Homework 5
Homework 5
Due: 2020-09-15, 11:59pm
For this homework you should submit a ZIP archive called
firstnameLastnameHW5.zip
. When unzipped there should be a single
directory/folder called firstnameLastnameHW5
and all files should be
within that directory. For this homework that directory should
contain:
- A single document with the answers to all the following items in
HTML or IPYNB format. Make sure you include plain English blocks in
between the code and its output, to interpret what R is giving you.
There should also be comments in the R code blocks prefixed with
#
. - Code file used to generate the HTML file in RMD format (not needed if using IPYNB).
In this homework, we will practice logical operations, handling missing data, and calculating data summaries. In this, and future homeworks we will be using datasets introduced in the example datasets notebook.
1. Emergency department triage data (50%)
Read in the Emergency department triage dataset and answer the following questions. You may want to read the background material to familiarize yourself with the context. Briefly, the dataset measured short-tem (30-day) mortality in patients presenting in an emergency deparment. The objective was to examine if routine blood tests can predict mortality.
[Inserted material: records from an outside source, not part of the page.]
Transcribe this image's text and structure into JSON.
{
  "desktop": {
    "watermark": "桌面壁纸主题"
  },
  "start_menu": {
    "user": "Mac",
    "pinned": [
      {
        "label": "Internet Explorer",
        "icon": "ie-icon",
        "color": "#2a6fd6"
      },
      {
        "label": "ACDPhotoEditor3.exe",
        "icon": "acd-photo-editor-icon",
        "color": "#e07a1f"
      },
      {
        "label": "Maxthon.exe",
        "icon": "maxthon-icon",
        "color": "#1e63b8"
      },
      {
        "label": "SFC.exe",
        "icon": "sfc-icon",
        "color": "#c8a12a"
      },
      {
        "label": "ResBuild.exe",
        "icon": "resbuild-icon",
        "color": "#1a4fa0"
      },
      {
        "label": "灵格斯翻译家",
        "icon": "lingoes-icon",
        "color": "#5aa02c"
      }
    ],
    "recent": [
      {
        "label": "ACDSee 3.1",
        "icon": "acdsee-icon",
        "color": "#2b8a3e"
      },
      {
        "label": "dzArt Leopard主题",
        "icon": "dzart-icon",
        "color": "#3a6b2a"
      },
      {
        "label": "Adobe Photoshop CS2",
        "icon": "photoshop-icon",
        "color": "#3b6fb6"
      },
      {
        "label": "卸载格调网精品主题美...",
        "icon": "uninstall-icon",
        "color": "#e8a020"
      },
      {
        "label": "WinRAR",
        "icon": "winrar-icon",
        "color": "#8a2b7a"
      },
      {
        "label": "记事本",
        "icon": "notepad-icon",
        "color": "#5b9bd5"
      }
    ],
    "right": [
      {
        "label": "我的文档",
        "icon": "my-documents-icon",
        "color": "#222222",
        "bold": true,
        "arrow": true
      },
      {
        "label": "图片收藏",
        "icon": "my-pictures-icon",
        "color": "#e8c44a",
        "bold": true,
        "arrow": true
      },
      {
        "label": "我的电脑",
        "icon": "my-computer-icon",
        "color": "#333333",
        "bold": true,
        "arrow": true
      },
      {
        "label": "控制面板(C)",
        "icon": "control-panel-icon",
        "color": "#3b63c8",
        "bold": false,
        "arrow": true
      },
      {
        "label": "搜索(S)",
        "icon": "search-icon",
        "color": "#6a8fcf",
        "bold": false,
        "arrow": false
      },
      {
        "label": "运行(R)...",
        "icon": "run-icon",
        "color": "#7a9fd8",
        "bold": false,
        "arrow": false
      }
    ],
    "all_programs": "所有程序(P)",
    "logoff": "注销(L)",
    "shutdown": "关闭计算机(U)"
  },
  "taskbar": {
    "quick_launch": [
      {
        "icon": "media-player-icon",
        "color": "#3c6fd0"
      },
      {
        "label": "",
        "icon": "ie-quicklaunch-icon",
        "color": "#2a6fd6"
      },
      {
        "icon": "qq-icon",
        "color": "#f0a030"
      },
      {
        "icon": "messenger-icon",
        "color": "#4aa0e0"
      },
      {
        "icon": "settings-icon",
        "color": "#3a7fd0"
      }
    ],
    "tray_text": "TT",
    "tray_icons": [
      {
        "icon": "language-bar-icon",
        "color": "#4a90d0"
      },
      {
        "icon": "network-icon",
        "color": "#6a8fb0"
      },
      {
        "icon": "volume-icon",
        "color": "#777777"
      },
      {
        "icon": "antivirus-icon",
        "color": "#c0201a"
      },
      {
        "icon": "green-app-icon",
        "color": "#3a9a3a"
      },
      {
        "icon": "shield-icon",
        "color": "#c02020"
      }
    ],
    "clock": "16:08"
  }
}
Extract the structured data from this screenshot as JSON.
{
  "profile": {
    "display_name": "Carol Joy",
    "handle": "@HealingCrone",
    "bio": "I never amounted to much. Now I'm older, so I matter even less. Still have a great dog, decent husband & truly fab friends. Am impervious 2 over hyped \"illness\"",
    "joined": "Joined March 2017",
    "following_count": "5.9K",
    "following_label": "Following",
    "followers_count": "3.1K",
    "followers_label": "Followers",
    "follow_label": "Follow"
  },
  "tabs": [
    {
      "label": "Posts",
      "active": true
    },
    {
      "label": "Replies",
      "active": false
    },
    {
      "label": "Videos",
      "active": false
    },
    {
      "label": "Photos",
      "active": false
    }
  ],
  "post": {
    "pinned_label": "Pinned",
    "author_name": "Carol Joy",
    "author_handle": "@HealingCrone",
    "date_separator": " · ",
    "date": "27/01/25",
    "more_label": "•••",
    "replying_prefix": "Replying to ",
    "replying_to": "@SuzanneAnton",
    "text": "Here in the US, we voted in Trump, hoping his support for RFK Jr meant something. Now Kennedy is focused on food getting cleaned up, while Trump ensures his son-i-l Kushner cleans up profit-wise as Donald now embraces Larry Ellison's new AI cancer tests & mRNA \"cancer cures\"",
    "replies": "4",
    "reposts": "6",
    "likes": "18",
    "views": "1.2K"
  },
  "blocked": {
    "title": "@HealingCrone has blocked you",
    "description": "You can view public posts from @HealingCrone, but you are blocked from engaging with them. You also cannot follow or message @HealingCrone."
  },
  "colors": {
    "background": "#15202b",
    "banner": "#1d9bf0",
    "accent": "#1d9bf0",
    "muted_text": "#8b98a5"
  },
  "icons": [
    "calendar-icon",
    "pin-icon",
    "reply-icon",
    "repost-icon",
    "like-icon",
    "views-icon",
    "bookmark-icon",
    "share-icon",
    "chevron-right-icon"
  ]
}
- How many variables does the dataset have, and what are the variable names? How many patients were studied?
- Does the dataset have any missing data? If so, what variables have missing data, and how many are they missing for each of those variables?
- How many patients have any missing data?
- What proportion of patients died in 30 days (use the mean of
mort30
)? - What was the median CRP (c-reactive protein) level in this cohort
(use the variable
crp
, taking care to remove any missing values)? How many patients were missing CRP levels?
2. Soccer data (50%)
In this dataset, the variables FTHG
and FTAG
variables refer to
the number of goals scored at full time by the home and away teams
respectively. The variables HomeTeam
and AwayTeam
denote the home
and away teams respectively.
- How many games were played in the league that year?
- How many games did each team play (tabulate the
HomeTeam
andAwayTeam
variables)? - Tabulate the
FTHG
andFTAG
variables; in how many games did the home team fail to score? - How many games were scoreless (add the home and away team goals; tabulate)?
- What was the mean number of goals scored in the league that year?
- What was the mean number of goals scored in games where the home team scored (subset by home team scoring at least once; average)?
3. Acknowledgements
Cite resources or individuals helping you.